Updated July 19, 2023
Introduction to Final Dividend
The company distributes the final dividend, which represents a proportion of the earned profit, among its shareholders. It is generally announced during an annual general meeting of the company for a specific given fiscal year. It is announced only after finalizing, auditing, releasing the period-ending financial statements, and informing the directors.
Explanation of Final Dividend
Final dividends are indeed announced after finalizing, auditing, and releasing the books of accounts, which is different from interim dividends. The decision to declare a final dividend is based on factors such as the financial health and profitability of the company. The management decides the percentage of profit to distribute among shareholders as the final dividend based on the company’s profitability, and the directors are aware of it.
It involves a large form of payment given to a company’s shareholders. Based on the firm’s profitability for the fiscal year, corporate directors or management typically declare final dividends during the annual general meeting.
It is usually more substantial as it represents the company’s final distribution of profits for a particular fiscal year. Thus, the final dividend and liquidating dividend are two different things.
The features are as follows:
- It depends a lot on the business’s final profitability and financial health.
- It is generally larger than the interim dividends announced.
- It is related to the company’s financial performance for the full fiscal year.
- A final dividend, once declared, cannot be canceled, unlike an interim dividend.
Let us take an example of a company called ABC Ltd., for which a shareholder holds 1000 shares, and in the same year; the company announced a dividend payout of $2 per share due to the profitability it has made in the year. Thus, the shareholder holding 1000 shares will get a payout of 1000* $2 = $2000 as a one-time dividend amount for the year. The company cannot cancel the final dividend once announced under any circumstances; otherwise, it is liable to compensate the shareholders with interest charges. Once the company announces the final dividend, it must release the payment within 30 days of reporting the news.
Final Dividend Accounting Treatment
Dividends, be it any interim if received, will be shown on the income side of the Profit and Loss statement. Dividend, be they interim or final if paid, is generally deducted from the reserves and surplus of the balance sheet. On the date when the board of directors declares the dividend, the shareholder’s equity account where we have the retained earnings is debited for the overall dividend amount which has been declared and the management is going to pay. In the current liability account, the section with the dividend payable is credited with the same amount as above. On this date, the current liability account, where we had earlier, the dividend payable section, will get debited now, and the asset account cash section will get credited.

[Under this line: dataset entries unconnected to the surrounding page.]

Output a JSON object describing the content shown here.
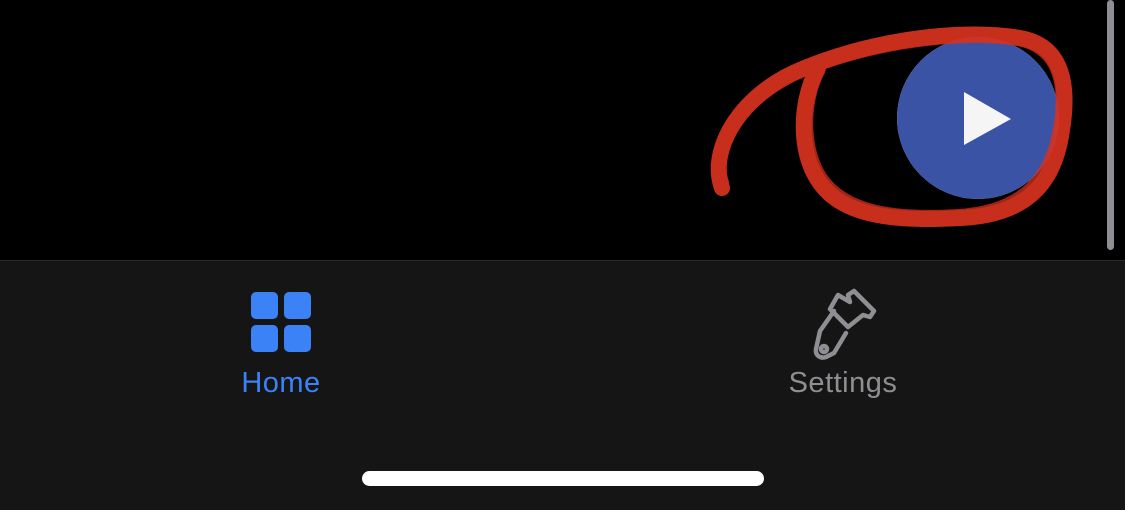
{
  "colors": {
    "background": "#000000",
    "tab_bar_background": "#151515",
    "accent_active": "#3b82f6",
    "inactive": "#8e8e93",
    "play_button_fill": "#3a53a4",
    "play_icon": "#f5f5f5",
    "annotation_stroke": "#d8321e",
    "home_indicator": "#ffffff"
  },
  "main": {
    "play_button": {
      "icon": "play-icon"
    },
    "annotation": {
      "shape": "hand-drawn circle around play button"
    }
  },
  "tab_bar": {
    "tabs": [
      {
        "label": "Home",
        "icon": "grid-icon",
        "active": true
      },
      {
        "label": "Settings",
        "icon": "paintbrush-icon",
        "active": false
      }
    ]
  }
}
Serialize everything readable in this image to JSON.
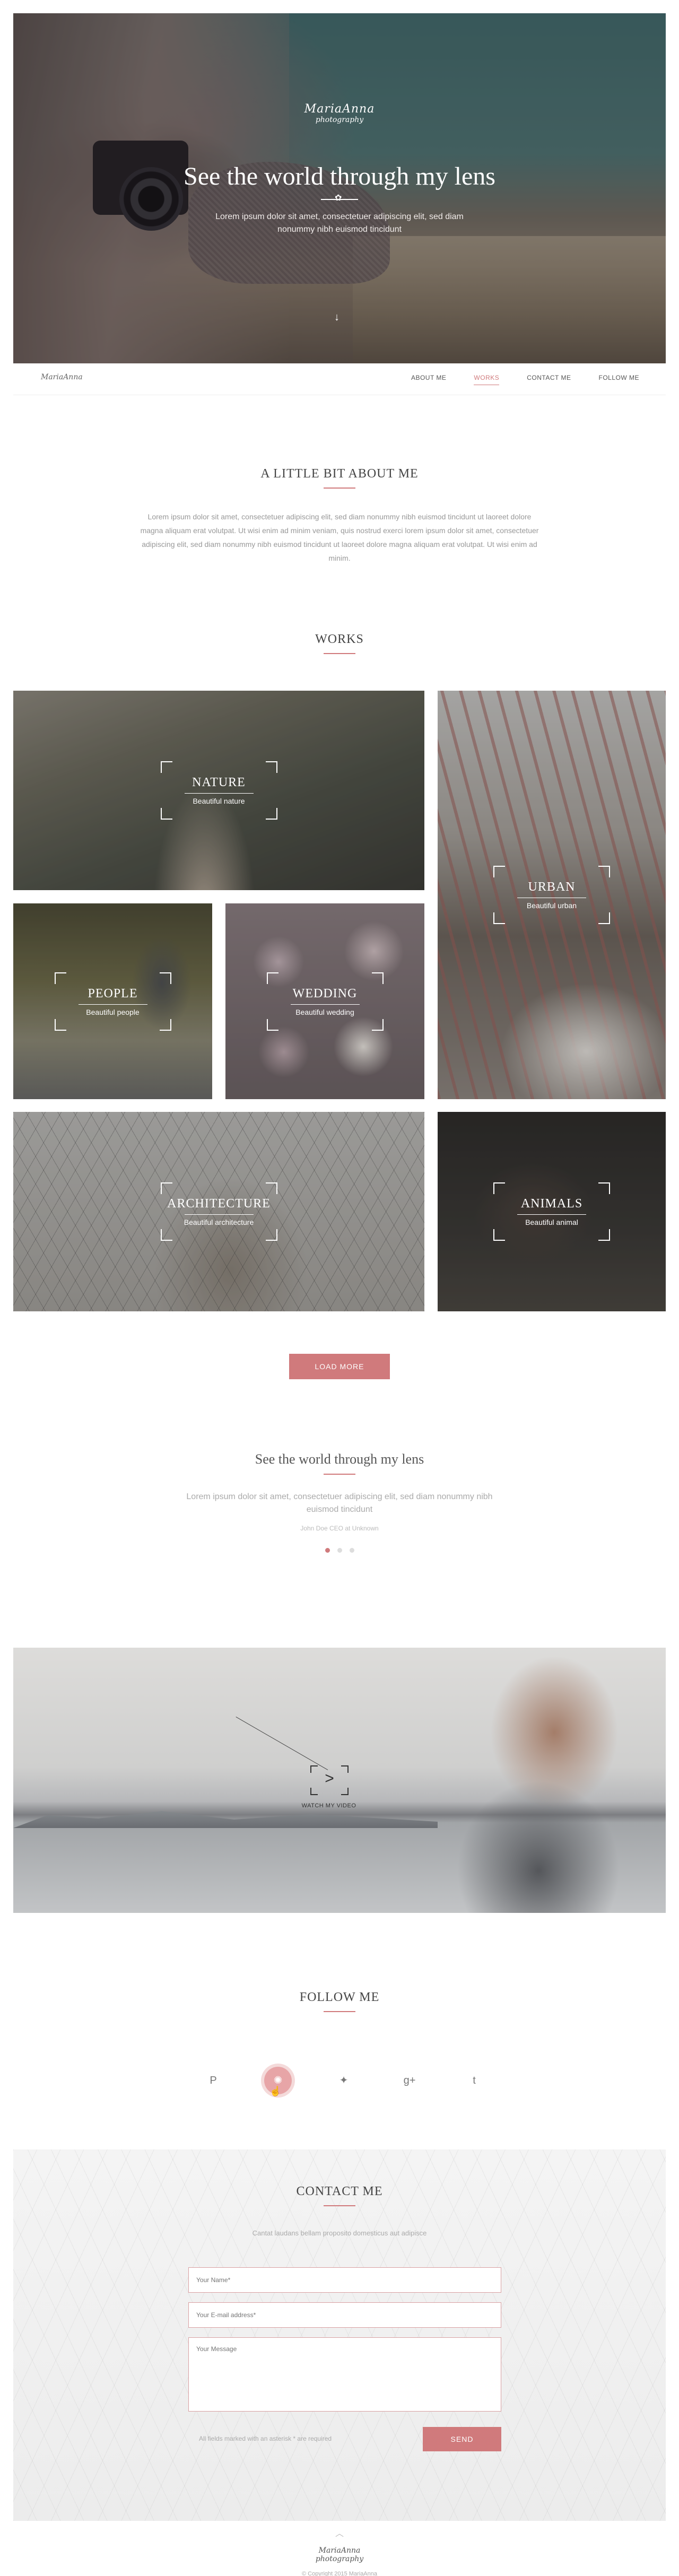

Difference Between Interim Dividend and Final Dividend
The difference is as follows:
- The board of directors announces the interim dividend, whereas shareholders declare the final dividend in the annual general meeting.
- The company announces the interim dividend before the finalization or audit of its books of accounts.

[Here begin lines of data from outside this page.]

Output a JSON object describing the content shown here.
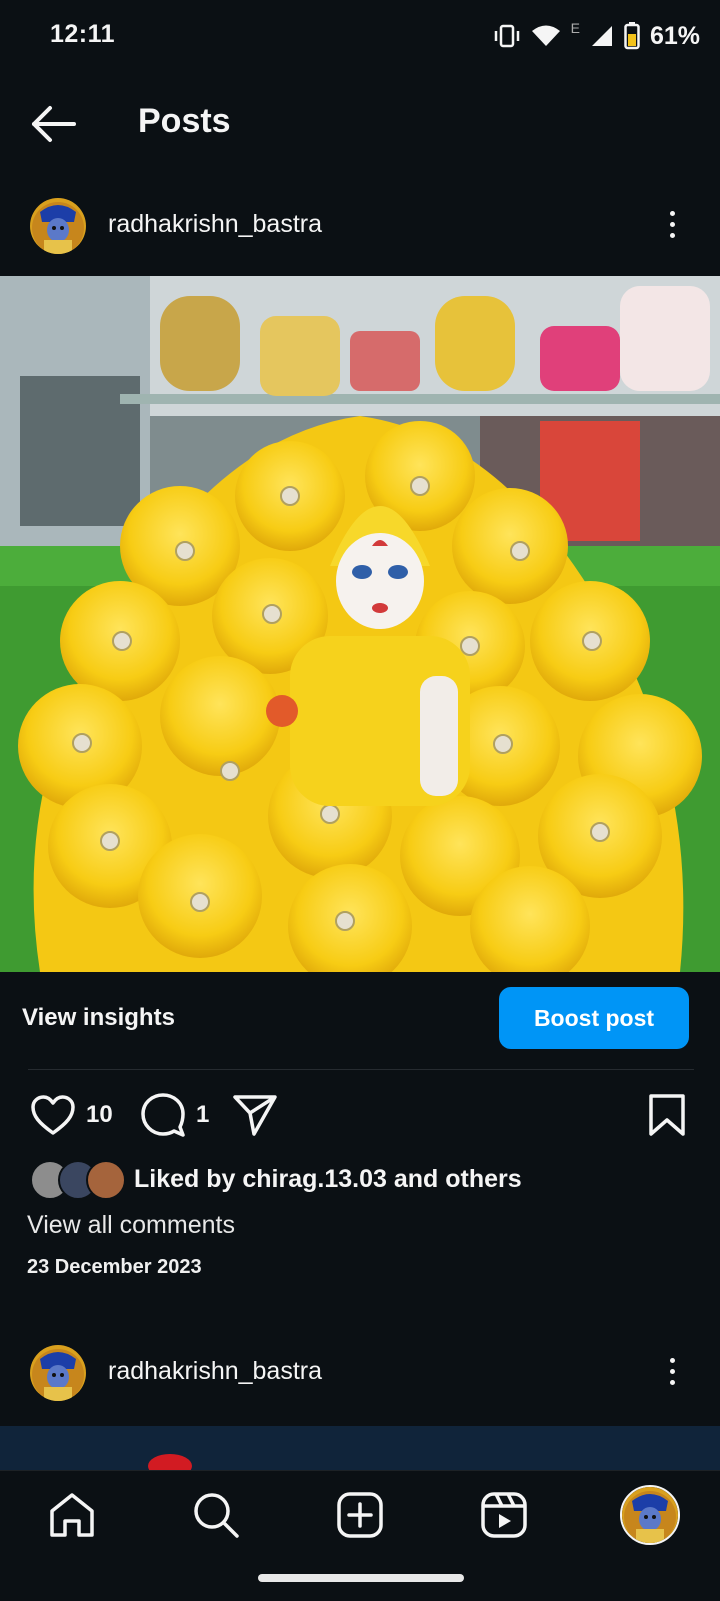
{
  "status_bar": {
    "time": "12:11",
    "network_label": "E",
    "battery_percent": "61%",
    "icons": [
      "vibrate-icon",
      "wifi-icon",
      "signal-icon",
      "battery-icon"
    ]
  },
  "header": {
    "title": "Posts",
    "back_icon": "arrow-left-icon"
  },
  "posts": [
    {
      "username": "radhakrishn_bastra",
      "view_insights_label": "View insights",
      "boost_label": "Boost post",
      "like_count": "10",
      "comment_count": "1",
      "liked_by_prefix": "Liked by ",
      "liked_by_user": "chirag.13.03",
      "liked_by_suffix": " and others",
      "view_comments_label": "View all comments",
      "date": "23 December 2023"
    },
    {
      "username": "radhakrishn_bastra"
    }
  ],
  "nav": {
    "items": [
      "home-icon",
      "search-icon",
      "create-icon",
      "reels-icon",
      "profile-avatar"
    ]
  },
  "colors": {
    "background": "#0b1014",
    "accent": "#0095f6",
    "text": "#f5f5f5"
  }
}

- The interim dividend is typically related to a six-month period (half year), while the final dividend pertains to the entire fiscal year.

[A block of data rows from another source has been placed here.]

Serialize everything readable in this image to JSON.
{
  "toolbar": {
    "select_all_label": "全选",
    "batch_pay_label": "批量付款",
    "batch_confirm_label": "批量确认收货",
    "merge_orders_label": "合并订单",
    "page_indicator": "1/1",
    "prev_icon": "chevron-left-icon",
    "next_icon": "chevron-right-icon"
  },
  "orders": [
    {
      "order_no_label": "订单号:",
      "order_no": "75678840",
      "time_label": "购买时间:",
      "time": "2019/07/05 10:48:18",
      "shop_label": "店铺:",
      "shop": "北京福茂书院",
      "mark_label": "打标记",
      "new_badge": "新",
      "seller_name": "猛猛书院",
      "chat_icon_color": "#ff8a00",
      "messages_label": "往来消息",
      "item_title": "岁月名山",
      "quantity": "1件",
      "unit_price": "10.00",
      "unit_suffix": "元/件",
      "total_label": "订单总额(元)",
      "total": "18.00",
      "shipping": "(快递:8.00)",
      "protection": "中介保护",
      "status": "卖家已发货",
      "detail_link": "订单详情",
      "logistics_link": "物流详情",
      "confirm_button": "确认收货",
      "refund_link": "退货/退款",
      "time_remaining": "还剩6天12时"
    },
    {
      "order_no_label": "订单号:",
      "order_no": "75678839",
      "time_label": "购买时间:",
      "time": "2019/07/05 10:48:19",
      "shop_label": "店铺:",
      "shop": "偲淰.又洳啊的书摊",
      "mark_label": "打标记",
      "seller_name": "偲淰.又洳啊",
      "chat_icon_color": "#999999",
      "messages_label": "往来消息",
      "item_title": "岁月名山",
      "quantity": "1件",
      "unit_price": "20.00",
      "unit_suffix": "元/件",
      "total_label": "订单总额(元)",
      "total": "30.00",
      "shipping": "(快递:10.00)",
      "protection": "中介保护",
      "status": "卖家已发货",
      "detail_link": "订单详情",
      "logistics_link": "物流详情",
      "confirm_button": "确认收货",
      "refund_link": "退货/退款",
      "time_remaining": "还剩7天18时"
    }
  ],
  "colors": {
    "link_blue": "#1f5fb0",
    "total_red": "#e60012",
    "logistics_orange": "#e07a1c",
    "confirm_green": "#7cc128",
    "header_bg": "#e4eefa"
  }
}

- The interim dividend announced does not tentatively become an obligation due from the firm to its shareholders. In contrast, the final dividend announced immediately becomes an obligation due from the firm to its shareholders.
Advantages and Disadvantages
Below are the advantages and disadvantages:
Some of the advantages are:
- It is more significant than interim dividends, which are profitable to company shareholders.
- A company issuing a dividend gets a lot of confidence from the shareholder side as they perceive the company as a value-generating firm.
- It shows the stability part of the company; investors will therefore be eager to put money into such companies.
- The shareholders utilize the temporary excess cash earned by the firm as the distribution of the profit earned.
Some of the disadvantages are:
- Once announced, it cannot be canceled, which is possible in the case of an interim dividend.
- It is a larger payout for the company than the interim dividend, which means sharing the profit on a larger scale.
- This reduces the retained earning to a larger scale than the interim dividend.
- It limits the company’s growth by reducing usable cash’s sum or value.
As discussed above, we found how the final dividend differs from the interim dividend. Also, we could see the pros and cons of issuing a final dividend and how it benefits the company and the shareholders. To sum up, final dividends are always a good approach by the company for the shareholders, which motivates them to have invested their hard-earned money.